Le pouvoir français est sorti de sa réserve mardi, évoquant pour la première fois une éventuelle culpabilité de Dominique Strauss-Kahn, dont la présomption d'innocence reste défendue par ses amis socialistes qui ont vivement critiqué le système judiciaire américain.

Le Premier ministre François Fillon a déclaré que si les faits reprochés à Dominique Strauss-Kahn étaient «avérés», il s'agirait «d'un acte très grave qui n'appelle aucune excuse». Sans citer Dominique Strauss-Kahn, Nicolas Sarkozy a lui appelé les responsables de la droite au «sang-froid» et à la dignité».

Jusqu'à présent, seuls des responsables de la majorité s'étaient exprimés, appelant à la retenue et au respect de la présomption d'innocence et craignant que cette affaire ne ternisse l'image de la France dans le monde.

Encore sous le choc de l'incarcération de leur champion pour la présidentielle de 2012, les principaux dirigeants socialistes se sont retrouvés mardi matin pour une réunion de crise.

«Nous avions besoin de nous retrouver dans un moment douloureux, pour l'un d'entre nous et pour nous tous», a déclaré la patronne du PS Martine Aubry. «Unité, responsabilité, combativité: voilà les trois mots qui sont venus le plus ce matin», a-t-elle ajouté.

Martine Aubry a estimé que ce n'était «pas le moment» d'évoquer sa candidature aux primaires du PS pour désigner le candidat pour 2012, dont DSK était jusque là le grand favori.

Actuellement les principaux candidats sont le député François Hollande et la candidate malheureuse de 2007, Ségolène Royal. Martine Aubry avait indiqué qu'elle ne se présenterait pas face à Dominique Strauss-Kahn.

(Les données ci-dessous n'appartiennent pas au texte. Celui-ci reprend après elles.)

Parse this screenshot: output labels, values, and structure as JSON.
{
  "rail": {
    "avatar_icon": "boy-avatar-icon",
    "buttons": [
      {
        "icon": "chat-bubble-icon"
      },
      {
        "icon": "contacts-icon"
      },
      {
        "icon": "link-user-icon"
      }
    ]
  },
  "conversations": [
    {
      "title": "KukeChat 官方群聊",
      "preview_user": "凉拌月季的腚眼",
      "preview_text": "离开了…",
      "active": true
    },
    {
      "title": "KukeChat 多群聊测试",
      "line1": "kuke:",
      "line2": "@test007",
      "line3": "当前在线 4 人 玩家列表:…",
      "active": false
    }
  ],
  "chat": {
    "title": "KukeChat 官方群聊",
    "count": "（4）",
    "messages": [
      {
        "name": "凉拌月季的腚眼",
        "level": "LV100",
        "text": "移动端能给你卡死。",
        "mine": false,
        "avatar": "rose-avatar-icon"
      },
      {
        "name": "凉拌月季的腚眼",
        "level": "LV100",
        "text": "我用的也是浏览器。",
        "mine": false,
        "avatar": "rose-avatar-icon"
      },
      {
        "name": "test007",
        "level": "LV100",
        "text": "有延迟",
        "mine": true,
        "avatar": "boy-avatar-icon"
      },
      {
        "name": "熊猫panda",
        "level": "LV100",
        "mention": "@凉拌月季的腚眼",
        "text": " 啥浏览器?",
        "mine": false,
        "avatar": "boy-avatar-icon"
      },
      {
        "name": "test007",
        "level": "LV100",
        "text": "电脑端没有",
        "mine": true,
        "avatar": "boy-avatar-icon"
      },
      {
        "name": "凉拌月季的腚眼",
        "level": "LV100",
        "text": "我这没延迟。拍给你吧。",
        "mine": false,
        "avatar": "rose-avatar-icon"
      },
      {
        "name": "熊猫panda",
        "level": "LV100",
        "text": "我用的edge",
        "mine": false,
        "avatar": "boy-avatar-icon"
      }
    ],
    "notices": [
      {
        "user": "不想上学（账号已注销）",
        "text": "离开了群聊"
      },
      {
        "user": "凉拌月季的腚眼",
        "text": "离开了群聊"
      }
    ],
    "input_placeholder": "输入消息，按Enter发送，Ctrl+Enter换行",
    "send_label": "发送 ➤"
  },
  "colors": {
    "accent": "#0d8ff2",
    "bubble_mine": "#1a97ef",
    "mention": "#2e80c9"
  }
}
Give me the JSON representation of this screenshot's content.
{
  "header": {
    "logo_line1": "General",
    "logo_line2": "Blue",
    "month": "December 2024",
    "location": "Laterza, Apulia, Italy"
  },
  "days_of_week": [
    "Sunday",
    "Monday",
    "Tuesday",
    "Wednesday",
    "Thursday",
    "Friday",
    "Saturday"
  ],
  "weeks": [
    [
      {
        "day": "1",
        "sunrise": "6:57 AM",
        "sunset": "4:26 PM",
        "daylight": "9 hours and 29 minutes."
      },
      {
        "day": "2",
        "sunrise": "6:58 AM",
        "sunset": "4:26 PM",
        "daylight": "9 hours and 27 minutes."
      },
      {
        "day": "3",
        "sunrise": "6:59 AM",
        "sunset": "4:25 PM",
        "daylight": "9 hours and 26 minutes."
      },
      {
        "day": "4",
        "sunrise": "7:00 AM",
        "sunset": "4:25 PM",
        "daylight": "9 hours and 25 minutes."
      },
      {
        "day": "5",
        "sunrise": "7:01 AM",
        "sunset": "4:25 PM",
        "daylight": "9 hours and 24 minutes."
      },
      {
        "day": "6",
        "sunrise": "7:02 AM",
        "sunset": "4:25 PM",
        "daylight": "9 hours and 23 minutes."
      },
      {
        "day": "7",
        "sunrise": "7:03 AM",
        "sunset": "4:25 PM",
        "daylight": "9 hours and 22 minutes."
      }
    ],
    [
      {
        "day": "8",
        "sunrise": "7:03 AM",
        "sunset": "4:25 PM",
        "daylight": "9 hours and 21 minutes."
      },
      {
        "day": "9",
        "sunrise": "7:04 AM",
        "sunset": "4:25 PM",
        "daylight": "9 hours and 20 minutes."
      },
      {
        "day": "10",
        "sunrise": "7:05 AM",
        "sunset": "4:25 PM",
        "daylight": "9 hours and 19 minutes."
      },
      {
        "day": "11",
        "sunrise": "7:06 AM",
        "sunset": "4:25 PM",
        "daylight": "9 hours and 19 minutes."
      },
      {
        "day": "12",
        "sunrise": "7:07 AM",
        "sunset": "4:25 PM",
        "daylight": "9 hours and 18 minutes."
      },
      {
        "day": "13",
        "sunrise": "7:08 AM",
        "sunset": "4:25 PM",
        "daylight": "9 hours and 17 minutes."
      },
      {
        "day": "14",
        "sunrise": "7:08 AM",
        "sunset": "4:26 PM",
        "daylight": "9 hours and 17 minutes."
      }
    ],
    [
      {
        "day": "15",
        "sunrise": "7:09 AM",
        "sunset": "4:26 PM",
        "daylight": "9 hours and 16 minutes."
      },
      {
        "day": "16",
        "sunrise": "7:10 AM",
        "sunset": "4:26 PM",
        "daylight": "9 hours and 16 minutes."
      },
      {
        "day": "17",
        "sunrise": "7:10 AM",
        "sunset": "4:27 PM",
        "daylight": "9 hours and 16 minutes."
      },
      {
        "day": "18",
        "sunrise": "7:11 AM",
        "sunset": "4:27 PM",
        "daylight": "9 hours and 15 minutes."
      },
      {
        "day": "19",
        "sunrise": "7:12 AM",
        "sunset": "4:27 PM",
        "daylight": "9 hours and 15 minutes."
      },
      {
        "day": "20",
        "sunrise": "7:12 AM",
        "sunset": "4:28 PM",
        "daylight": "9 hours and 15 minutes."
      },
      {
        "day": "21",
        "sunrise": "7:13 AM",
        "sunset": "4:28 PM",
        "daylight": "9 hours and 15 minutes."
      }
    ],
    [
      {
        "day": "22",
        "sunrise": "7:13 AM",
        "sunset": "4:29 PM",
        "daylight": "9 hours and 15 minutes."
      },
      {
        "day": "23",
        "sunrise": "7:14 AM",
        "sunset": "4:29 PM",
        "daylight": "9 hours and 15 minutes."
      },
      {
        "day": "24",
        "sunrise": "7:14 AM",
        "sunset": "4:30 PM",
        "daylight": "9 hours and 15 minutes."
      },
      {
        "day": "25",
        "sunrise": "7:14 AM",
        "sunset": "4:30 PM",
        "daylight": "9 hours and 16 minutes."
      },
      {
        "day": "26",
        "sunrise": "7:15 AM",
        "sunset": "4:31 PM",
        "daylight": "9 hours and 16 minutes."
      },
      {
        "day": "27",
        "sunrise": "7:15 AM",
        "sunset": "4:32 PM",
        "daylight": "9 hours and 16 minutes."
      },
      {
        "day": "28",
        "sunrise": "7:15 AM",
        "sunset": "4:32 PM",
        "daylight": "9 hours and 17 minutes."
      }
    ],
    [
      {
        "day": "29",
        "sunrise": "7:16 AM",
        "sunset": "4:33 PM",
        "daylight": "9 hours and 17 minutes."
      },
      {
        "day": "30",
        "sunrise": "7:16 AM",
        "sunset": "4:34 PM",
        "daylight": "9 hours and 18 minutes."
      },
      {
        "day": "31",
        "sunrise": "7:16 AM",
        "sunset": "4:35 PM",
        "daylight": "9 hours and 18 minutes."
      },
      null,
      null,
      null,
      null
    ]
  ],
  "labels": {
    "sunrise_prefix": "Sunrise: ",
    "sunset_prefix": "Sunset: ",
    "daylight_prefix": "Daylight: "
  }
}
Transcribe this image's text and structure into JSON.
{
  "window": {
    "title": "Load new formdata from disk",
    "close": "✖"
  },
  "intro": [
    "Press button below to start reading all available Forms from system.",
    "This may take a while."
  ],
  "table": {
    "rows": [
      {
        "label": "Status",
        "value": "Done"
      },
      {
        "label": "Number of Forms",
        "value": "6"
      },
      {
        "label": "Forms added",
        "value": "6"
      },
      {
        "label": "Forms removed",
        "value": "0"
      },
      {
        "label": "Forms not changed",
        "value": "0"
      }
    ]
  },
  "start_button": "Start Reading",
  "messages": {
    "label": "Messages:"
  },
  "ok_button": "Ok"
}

Les socialistes ont préféré mardi défendre la présomption d'innocence de leur camarade et s'en prendre à la justice américaine qui permet la publication d'images jugées dégradantes, comme celles de DSK menotté dans le dos, ou encore épuisé et réduit au silence face à sa juge dans la salle d'audience.

Arrêté samedi à New York, le patron du Fonds monétaire international (FMI) a été inculpé d'agression sexuelle, séquestration et tentative de viol. Il nie ces accusations, mais a il été incarcéré lundi dans une prison de New York.

«On a assisté à une mise à mort médiatique, à une exhibition organisée par la police américaine de Dominique Strauss-Kahn comme s'il était je ne sais quel ennemi public numéro un», a dénoncé l'ancien ministre de la Justice Robert Badinter.

«On l'a ravalé délibérément au rang du minable dealer sauf que le dealer personne ne le connaît et lui le monde entier le connaît. C'est une destruction délibérée», a-t-il ajouté.

L'ancien ministre de la Culture Jack Lang a lui dénoncé «un lynchage». Selon lui, «il n'est pas impensable, quand on connaît le système américain» qui est «très politisé, qu'il y ait de la part de la juge une attitude» visant à «se payer un Français».

Les socialistes déplorent également une procédure accusatoire, dans laquelle DSK n'a pas encore pu s'exprimer.

Martine Aubry, tout comme le chef des députés Jean-Marc Ayrault, ont cependant appelé à «attendre les faits» et à «respecter» la plaignante, alors que des voix se font entendre pour critiquer le manque d'attention accordée à la victime présumée.

Un petit groupe de députés de droite s'en est ainsi pris «à la solidarité de caste» de certains socialistes à l'égard de DSK.

«La notoriété de DSK ne peut servir à banaliser le viol», a également jugé le Parti communiste.

Des associations féministes ont déploré que l'on ne parle pas «de ce qu'a pu ressentir» la jeune femme, y voyant le signe de la difficile reconnaissance des violences sexuelles contre les femmes. «Chaque année (en France), 75.000 femmes sont victimes de viol. Seules 10% d'entre elles portent plainte», a rappelé le mouvement Osez le Féminisme.